Aside from the United States, in August of 2018, the United Kingdom committed to providing the Nigerian military with capacity building and equipment for counterinsurgency programs. Other three critical areas of support include the United States $16 million for supporting the education of children affected by conflicts, assistance in the provision of terrorism response program, and the promotion of counter-narratives that would help hinder Boko Haram’s recruitment efforts.

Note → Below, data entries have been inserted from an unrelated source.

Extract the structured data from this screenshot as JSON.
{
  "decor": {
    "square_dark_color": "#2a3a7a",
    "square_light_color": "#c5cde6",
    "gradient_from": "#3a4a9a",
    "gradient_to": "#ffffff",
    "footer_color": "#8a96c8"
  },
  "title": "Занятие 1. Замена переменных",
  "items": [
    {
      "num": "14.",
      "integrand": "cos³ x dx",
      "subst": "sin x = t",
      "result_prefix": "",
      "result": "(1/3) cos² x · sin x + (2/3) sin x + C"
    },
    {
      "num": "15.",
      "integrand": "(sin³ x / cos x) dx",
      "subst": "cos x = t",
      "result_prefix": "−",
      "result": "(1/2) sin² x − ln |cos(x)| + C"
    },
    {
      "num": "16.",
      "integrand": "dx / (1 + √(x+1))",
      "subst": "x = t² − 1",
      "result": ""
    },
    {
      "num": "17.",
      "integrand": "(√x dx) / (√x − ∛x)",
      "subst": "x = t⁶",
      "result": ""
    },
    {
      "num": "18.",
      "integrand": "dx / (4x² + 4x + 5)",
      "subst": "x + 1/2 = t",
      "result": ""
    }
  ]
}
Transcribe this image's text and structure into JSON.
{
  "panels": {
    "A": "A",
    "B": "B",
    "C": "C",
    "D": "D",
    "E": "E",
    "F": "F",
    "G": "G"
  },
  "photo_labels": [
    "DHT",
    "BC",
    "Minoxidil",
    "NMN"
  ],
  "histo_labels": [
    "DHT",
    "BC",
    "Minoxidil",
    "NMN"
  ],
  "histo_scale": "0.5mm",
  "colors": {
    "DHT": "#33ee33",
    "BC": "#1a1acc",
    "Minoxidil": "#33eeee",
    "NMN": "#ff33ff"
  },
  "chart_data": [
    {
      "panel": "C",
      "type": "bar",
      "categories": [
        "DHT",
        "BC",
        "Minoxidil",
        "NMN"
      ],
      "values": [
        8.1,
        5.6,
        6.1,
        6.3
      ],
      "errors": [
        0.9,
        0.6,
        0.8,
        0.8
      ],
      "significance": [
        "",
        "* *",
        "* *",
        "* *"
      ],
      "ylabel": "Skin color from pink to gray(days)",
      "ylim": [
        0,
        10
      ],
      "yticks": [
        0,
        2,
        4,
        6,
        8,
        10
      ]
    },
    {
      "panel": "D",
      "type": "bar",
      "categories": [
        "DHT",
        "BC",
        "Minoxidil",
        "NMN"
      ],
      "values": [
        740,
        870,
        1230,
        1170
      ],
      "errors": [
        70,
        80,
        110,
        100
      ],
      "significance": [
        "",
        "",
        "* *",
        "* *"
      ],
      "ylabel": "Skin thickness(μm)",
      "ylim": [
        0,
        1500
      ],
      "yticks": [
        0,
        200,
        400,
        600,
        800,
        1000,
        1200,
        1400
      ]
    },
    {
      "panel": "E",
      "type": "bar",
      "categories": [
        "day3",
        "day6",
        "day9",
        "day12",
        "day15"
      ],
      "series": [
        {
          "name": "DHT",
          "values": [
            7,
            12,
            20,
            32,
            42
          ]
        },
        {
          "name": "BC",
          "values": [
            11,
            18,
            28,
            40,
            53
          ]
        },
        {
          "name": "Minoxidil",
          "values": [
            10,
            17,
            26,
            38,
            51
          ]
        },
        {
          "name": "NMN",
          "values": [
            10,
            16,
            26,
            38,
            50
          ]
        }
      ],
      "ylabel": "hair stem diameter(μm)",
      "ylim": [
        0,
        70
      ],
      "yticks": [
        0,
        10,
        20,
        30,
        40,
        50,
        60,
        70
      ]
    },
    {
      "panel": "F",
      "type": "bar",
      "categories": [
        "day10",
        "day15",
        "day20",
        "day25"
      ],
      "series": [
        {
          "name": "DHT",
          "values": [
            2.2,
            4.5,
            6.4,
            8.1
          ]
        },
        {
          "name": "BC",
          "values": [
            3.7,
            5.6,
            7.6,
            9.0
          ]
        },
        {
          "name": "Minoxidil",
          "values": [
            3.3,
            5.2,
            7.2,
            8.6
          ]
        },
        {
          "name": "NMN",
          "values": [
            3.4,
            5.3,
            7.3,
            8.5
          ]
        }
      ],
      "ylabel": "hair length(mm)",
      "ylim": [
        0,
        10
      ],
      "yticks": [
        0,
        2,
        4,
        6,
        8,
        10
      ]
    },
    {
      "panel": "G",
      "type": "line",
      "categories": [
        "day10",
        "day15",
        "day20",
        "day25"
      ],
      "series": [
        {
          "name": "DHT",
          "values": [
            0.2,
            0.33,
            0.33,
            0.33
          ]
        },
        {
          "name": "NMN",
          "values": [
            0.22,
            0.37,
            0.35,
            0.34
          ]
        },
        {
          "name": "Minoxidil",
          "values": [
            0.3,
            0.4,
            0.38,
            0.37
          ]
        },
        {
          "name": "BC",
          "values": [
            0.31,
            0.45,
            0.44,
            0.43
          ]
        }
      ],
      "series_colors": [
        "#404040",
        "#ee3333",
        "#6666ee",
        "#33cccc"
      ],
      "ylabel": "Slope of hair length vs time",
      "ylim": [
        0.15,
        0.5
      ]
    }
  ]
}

Although Nigeria is a member of several coalitions against terrorism, and benefits from the group assistance and support, there is sufficient evidence to show that Nigeria desperately needs massive international help. For over a decade, and with all the support garnered so far, Nigeria is still far from defeating Boko Haram and ISIS West Africa which have continued to massacre hundreds of thousands of countrymen and women. It is not even clear whether the Nigerian military has degraded the capabilities of these terrorist groups substantially. It is also slightly difficult to determine the size of additional international support that the country requires. Much of the finances for the execution of the counterterrorism operations are shrouded in secrecy. Such profoundly opaque financial management undoubtedly explains the alleged diversions of funds by senior military officers into personal pockets. The justified fear of financial and other support mismanagement is one of the obstacles to attracting additional assistance from several different countries. There are other factors, though. The many and continuous allegations of human rights abuses of the Nigerian military continues to constrain the country’s access to several global assistance windows. International NGOs in the country have continuously reported grave violations of citizens’ fundamental human rights by executing counterinsurgency and terrorism programs. The Obama administration in the United States rejected several requests for the Nigerian government’s purchase of warplanes solely because of this factor. But beyond hardware support, massive assistance is required in countering the narratives that are hitherto encouraged the easy recruitment of members of terrorist groups. Sustained counter campaigns against the wrong ideological premise that has fuelled Boko Haram’s acceptance by many unemployed youths in northern Nigeria demands urgency.